The simplest method of synchronization is to join the threads as they terminate. Joining really means waiting for termination.

Joining is accomplished by one thread waiting for the termination of another thread. The waiting thread calls pthread_join():

#include <pthread.h>

pthread_join (pthread_t thread, void **value_ptr);

To use pthread_join(), you pass it the thread ID of the thread that you wish to join, and an optional value_ptr, which can be used to store the termination return value from the joined thread. (You can pass in a NULL if you aren't interested in this value—we're not, in this case.)

Where did the thread ID came from? We ignored it in the pthread_create()—we passed in a NULL for the first parameter.

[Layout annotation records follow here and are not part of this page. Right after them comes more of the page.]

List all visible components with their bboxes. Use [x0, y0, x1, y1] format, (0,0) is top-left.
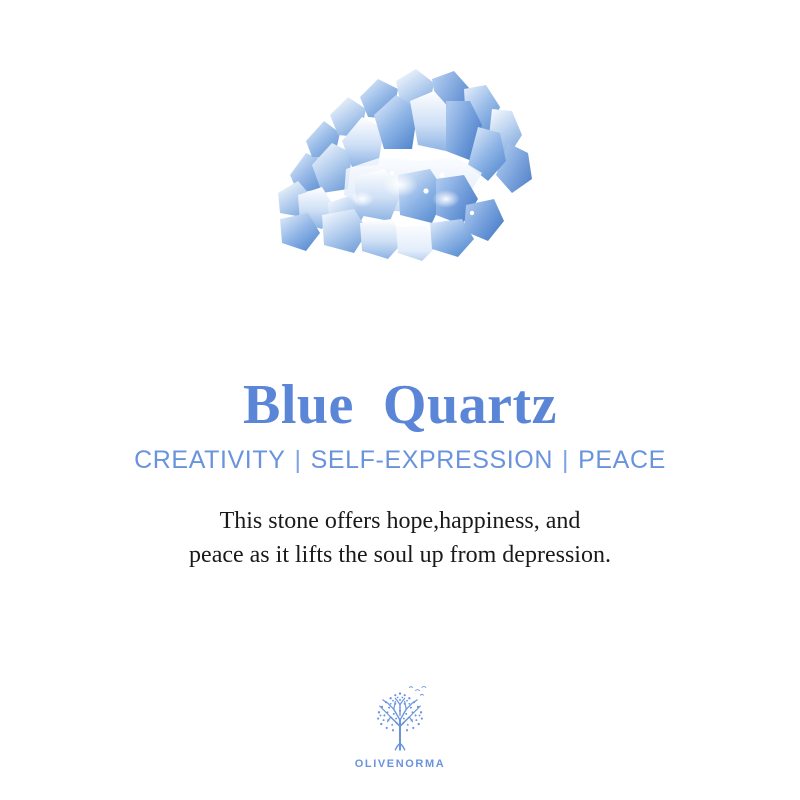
keyword-creativity: CREATIVITY [134, 446, 285, 474]
brand-logo: OLIVENORMA [0, 678, 800, 770]
keyword-peace: PEACE [578, 446, 666, 474]
product-info-card: Blue Quartz CREATIVITY|SELF-EXPRESSION|P… [0, 0, 800, 800]
description-line: This stone offers hope,happiness, and [0, 504, 800, 538]
page-title: Blue Quartz [0, 374, 800, 436]
keyword-separator: | [286, 446, 311, 474]
keyword-list: CREATIVITY|SELF-EXPRESSION|PEACE [0, 444, 800, 476]
tree-of-life-icon [361, 678, 439, 756]
keyword-separator: | [553, 446, 578, 474]
description-line: peace as it lifts the soul up from depre… [0, 538, 800, 572]
blue-quartz-crystal-cluster-icon [250, 57, 550, 267]
keyword-self-expression: SELF-EXPRESSION [311, 446, 553, 474]
description-text: This stone offers hope,happiness, and pe… [0, 504, 800, 572]
hero-image-container [0, 52, 800, 267]
brand-name: OLIVENORMA [355, 758, 446, 770]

Let's now correct our code:

int num_lines_per_cpu, num_cpus;

int main (int argc, char **argv)
    int cpu;
    pthread_t *thread_ids;

    ...    // perform initializations
    thread_ids = malloc (sizeof (pthread_t) * num_cpus);

    num_lines_per_cpu = num_x_lines / num_cpus;
    for (cpu = 0; cpu < num_cpus; cpu++) {
        pthread_create (&thread_ids [cpu], NULL,
                        do_one_batch, (void *) cpu);

    // synchronize to termination of all threads
    for (cpu = 0; cpu < num_cpus; cpu++) {
        pthread_join (thread_ids [cpu], NULL);

    ...    // display results

You'll notice that this time we passed the first argument to pthread_create() as a pointer to a pthread_t. This is where the thread ID of the newly created thread gets stored. After the first for loop finishes, we have num_cpus threads running, plus the thread that's running main(). We're not too concerned about the main() thread consuming all our CPU; it's going to spend its time waiting.

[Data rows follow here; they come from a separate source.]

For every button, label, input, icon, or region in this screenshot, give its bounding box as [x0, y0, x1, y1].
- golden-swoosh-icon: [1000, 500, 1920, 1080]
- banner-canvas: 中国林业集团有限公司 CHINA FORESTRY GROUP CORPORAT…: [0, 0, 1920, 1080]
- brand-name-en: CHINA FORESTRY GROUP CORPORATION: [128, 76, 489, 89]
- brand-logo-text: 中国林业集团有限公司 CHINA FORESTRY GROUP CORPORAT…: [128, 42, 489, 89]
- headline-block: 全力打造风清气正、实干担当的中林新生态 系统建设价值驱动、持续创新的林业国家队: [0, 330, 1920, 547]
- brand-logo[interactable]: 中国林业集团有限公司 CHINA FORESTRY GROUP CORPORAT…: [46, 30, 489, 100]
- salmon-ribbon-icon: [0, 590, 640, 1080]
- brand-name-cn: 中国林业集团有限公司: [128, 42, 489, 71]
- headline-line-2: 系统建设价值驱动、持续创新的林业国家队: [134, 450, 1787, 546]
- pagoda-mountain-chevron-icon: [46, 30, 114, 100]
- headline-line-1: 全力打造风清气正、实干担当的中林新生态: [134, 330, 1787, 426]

The waiting is accomplished by doing a pthread_join() to each of our threads in turn. First, we wait for thread_ids [0] to finish. When it completes, the pthread_join() will unblock. The next iteration of the for loop will cause us to wait for thread_ids [1] to finish, and so on, for all num_cpus threads.

A common question that arises at this point is, “What if the threads finish in the reverse order?” In other words, what if there are 4 CPUs, and, for whatever reason, the thread running on the last CPU (CPU 3) finishes first, and then the thread running on CPU 2 finishes next, and so on? Well, the beauty of this scheme is that nothing bad happens.

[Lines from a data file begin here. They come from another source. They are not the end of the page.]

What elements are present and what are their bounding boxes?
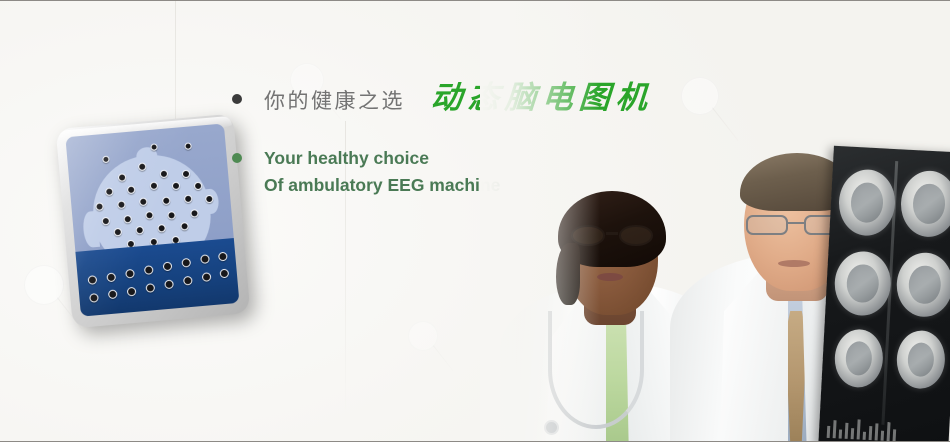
bullet-dot-green-icon (232, 153, 242, 163)
magnifier-icon (408, 321, 438, 351)
eeg-junction-box-image (56, 114, 251, 329)
connector-socket (106, 272, 116, 282)
connector-socket (125, 269, 135, 279)
brain-slice (833, 250, 892, 317)
connector-socket (89, 293, 99, 303)
electrode-socket (151, 144, 159, 152)
lips (778, 260, 810, 267)
connector-socket (202, 272, 212, 282)
connector-socket (87, 275, 97, 285)
connector-socket (183, 276, 193, 286)
connector-socket (181, 258, 191, 268)
brain-slice (833, 328, 884, 388)
connector-socket (163, 262, 173, 272)
connector-socket (200, 255, 210, 265)
lips (597, 273, 623, 281)
brain-slice (837, 168, 896, 237)
connector-socket (145, 283, 155, 293)
device-shell (56, 114, 251, 329)
device-face-panel (65, 123, 239, 316)
connector-socket (219, 269, 229, 279)
english-tagline: Your healthy choice Of ambulatory EEG ma… (264, 145, 500, 199)
brain-slice (899, 169, 950, 238)
promo-banner: 你的健康之选 动态脑电图机 Your healthy choice Of amb… (0, 0, 950, 442)
electrode-socket (184, 143, 192, 151)
connector-socket (217, 251, 227, 261)
electrode-socket (102, 155, 110, 163)
eyeglass-lens-right (619, 225, 653, 246)
electrode-socket (123, 215, 132, 224)
photo-left-fade (480, 1, 600, 442)
eyeglass-bridge (606, 232, 618, 235)
magnifier-icon (24, 265, 64, 305)
bullet-dot-dark-icon (232, 94, 242, 104)
connector-socket (126, 287, 136, 297)
english-tagline-line-2: Of ambulatory EEG machine (264, 172, 500, 199)
electrode-socket (190, 209, 199, 218)
brain-slice (895, 329, 946, 389)
film-calibration-marks (827, 416, 942, 442)
brain-slice (895, 251, 950, 318)
brain-ct-scan-film (818, 146, 950, 442)
device-connector-bank (75, 238, 239, 316)
connector-socket (107, 289, 117, 299)
eyeglass-bridge (788, 222, 804, 224)
electrode-socket (101, 217, 110, 226)
eyeglass-lens-left (746, 215, 788, 235)
doctors-photo (480, 1, 950, 442)
connector-socket (164, 279, 174, 289)
chinese-subtitle: 你的健康之选 (264, 88, 405, 114)
connector-socket (144, 265, 154, 275)
english-tagline-line-1: Your healthy choice (264, 145, 500, 172)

The first thing that's going to happen is that the pthread_join() will block on thread_ids [0]. Meanwhile, thread_ids [3] finishes. This has absolutely no impact on the main() thread, which is still waiting for the first thread to finish. Then thread_ids [2] finishes. Still no impact. And so on, until finally thread_ids [0] finishes, at which point, the pthread_join() unblocks, and we immediately proceed to the next iteration of the for loop. The second iteration of the for loop executes a pthread_join() on thread_ids [1], which will not block—it returns immediately. Why? Because the thread identified by thread_ids [1] is already finished. Therefore, our for loop will “whip” through the other threads, and then exit. At that point, we know that we've synched up with all the computational threads, so we can now display the results.